Für viele Tiere – nicht nur für Hunde – ist das Tierheim Linxbachhof in Niederlinxweiler die letzte Rettung.

Foto: Bonenberger & Klos/B&K

Zahlreiche Verhandlungen wurden geführt, Sitzungen abgehalten und Wünsche geäußert. Am Ende stand nach zähem Ringen ein sogenannter Konsortialvertrag. Ein Gemeinschaftsvertrag also, in dem sich die Unterzeichner – neben Tierschutzverbänden die Landkreise Neunkirchen, St. Wendel und der Saarpfalz-Kreis sowie ihre insgesamt 22 Kommunen – verpflichten, die Tierheime in Homburg und Niederlinxweiler finanziell zu unterstützen. Alle 22 Kommunen? Nein! Einer hat nicht aufgehört, Widerstand zu leisten. Oder besser gesagt, eine Kommune. Freisen. Dessen Bürgermeister Karl-Josef Scheer (SPD) hat den Konsortialvertrag Anfang Mai nicht unterschrieben. Was sein gutes Recht ist, aber dennoch bei dem einen oder anderen auf Unverständnis stößt. Etwa bei Dirk Walter, Chef des Tierschutzvereins Neunkirchen. Der betreibt das Tierheim Linxbachhof in Niederlinxweiler. Außerdem sitzt Walter für die CDU im St. Wendeler Kreistag und war am Zustandekommen der Übereinkunft beteiligt.

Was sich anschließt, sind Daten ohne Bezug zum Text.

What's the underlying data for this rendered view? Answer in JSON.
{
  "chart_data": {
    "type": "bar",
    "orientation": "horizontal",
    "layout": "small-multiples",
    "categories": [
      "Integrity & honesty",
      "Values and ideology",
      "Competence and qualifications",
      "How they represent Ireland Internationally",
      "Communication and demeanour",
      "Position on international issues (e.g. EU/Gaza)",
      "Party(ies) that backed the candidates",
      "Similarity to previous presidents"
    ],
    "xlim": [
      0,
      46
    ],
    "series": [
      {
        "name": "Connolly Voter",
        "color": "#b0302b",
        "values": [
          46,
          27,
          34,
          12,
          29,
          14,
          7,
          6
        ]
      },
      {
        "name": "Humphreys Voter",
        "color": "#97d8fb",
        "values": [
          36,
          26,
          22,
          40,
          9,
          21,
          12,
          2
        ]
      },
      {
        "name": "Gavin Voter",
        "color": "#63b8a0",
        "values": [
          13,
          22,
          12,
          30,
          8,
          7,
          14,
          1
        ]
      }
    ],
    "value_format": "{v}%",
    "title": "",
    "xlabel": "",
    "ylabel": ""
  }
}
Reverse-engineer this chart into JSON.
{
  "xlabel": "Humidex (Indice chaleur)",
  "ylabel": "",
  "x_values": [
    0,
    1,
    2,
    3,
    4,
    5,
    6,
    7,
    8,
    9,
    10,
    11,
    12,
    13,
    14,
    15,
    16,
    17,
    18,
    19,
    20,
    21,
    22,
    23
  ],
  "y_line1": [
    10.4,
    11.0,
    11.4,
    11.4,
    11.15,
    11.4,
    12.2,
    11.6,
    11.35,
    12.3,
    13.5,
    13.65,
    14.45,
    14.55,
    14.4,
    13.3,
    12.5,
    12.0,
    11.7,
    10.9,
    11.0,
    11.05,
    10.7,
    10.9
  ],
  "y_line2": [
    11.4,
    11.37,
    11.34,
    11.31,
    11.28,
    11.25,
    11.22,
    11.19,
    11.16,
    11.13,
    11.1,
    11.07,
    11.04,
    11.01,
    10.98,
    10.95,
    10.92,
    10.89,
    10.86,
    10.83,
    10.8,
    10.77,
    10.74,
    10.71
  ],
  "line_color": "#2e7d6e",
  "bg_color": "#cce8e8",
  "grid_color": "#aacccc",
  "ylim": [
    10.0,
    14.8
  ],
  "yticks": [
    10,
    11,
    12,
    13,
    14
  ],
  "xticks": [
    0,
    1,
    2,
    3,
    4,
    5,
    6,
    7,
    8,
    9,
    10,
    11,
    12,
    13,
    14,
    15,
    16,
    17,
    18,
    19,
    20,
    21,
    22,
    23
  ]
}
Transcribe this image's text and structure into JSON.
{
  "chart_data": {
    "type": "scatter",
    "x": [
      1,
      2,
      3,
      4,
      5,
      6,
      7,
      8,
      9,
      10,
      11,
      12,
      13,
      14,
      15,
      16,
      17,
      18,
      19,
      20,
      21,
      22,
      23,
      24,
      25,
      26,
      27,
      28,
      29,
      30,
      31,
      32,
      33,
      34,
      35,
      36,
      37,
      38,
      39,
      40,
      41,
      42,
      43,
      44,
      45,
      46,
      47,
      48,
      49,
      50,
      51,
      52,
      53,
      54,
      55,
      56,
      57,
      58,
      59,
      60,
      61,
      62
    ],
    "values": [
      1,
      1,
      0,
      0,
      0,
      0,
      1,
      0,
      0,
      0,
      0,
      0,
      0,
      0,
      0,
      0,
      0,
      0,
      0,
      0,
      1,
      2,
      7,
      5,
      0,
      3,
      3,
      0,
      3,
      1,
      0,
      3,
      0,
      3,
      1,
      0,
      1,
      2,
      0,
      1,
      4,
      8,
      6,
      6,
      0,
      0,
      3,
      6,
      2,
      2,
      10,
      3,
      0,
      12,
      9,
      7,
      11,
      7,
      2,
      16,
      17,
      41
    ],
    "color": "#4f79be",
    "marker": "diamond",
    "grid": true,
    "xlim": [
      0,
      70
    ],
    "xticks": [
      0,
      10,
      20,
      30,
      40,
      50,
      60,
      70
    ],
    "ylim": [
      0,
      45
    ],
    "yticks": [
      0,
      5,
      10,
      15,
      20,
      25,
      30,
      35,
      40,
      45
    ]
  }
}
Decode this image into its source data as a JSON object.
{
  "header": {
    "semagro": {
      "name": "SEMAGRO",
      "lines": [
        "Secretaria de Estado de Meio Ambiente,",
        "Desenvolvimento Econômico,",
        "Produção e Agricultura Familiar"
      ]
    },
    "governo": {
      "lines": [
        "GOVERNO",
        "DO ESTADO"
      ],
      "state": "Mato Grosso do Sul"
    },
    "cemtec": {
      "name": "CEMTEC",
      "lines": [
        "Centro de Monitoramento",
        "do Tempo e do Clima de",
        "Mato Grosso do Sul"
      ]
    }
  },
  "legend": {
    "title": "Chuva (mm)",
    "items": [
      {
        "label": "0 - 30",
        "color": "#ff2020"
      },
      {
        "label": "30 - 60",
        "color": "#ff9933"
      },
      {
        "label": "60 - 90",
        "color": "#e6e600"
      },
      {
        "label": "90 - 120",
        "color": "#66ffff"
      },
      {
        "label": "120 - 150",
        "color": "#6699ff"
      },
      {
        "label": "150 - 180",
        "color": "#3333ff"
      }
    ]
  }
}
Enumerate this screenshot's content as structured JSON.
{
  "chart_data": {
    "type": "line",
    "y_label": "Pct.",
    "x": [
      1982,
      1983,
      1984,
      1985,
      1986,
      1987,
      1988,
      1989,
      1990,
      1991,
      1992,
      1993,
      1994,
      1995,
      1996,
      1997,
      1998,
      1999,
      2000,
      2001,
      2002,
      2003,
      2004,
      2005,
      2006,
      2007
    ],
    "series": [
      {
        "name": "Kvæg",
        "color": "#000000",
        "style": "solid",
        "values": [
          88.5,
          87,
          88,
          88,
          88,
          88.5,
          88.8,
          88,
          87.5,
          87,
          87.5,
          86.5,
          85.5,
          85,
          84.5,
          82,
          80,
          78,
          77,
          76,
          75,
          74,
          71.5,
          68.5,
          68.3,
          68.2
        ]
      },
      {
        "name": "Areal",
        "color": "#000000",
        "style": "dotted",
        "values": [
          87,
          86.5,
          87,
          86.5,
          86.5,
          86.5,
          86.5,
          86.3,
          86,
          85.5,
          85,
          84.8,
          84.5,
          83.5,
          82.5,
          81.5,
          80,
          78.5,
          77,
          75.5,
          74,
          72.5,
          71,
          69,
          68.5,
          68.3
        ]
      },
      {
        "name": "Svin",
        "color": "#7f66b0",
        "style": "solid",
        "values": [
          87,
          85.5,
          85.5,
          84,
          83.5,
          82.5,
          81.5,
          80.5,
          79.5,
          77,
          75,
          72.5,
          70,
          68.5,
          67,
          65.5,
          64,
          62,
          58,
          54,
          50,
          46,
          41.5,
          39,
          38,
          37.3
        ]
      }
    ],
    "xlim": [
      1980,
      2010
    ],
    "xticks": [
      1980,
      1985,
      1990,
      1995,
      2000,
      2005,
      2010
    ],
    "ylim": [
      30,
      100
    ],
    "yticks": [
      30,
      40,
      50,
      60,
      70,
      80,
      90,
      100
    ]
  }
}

Walter berichtet von einem „unangenehmen Telefonat“ mit dem Chef der Freisener Verwaltung. Zu dem sei es gekommen, nachdem Walter seinem Ärger über Scheers Nichtunterzeichnung des Gemeinschaftsvertrags in sozialen Medien Luft gemacht hatte. „In dem Telefonat hat Scheer behauptet, dass er von Anfang an immer gesagt hätte, dass er nicht mitmacht. Ich habe davon nichts mitbekommen. Und auch keiner an den Verhandlungen Beteiligten, mit denen ich gesprochen habe“, sagt Walter. Was ihn ärgert: „Er musste ja nicht mitmachen. Aber das hätte er doch von Anfang an sagen können.“ Dass der Freisener Bürgermeister das nicht getan habe, zeige auch die Tatsache, dass sein Name auf allen Verträgen stehe. Die Vertragsunterzeichnung von den acht Bürgermeistern im Landkreis – beziehungsweise letztlich nur sieben — sei so gelaufen, dass ein Mitarbeiter des Landkreises Neunkirchen, dessen Landrat Sören Meng (SPD) federführend mit den interkommunalen Verhandlungen betraut war, mit dem Vertrag nach Hofeld-Mauschbach gekommen sei. Die Bürgermeister hätten dort ihren Kaiser-Wilhelm unter das Dokument gesetzt. Auch Scheer sei bei der Zeremonie dabei gewesen. „Erst später im Landratsamt Neunkirchen ist dann jemandem aufgefallen, dass Scheers Unterschrift fehlte“, schildert Walter seine Sicht der Dinge.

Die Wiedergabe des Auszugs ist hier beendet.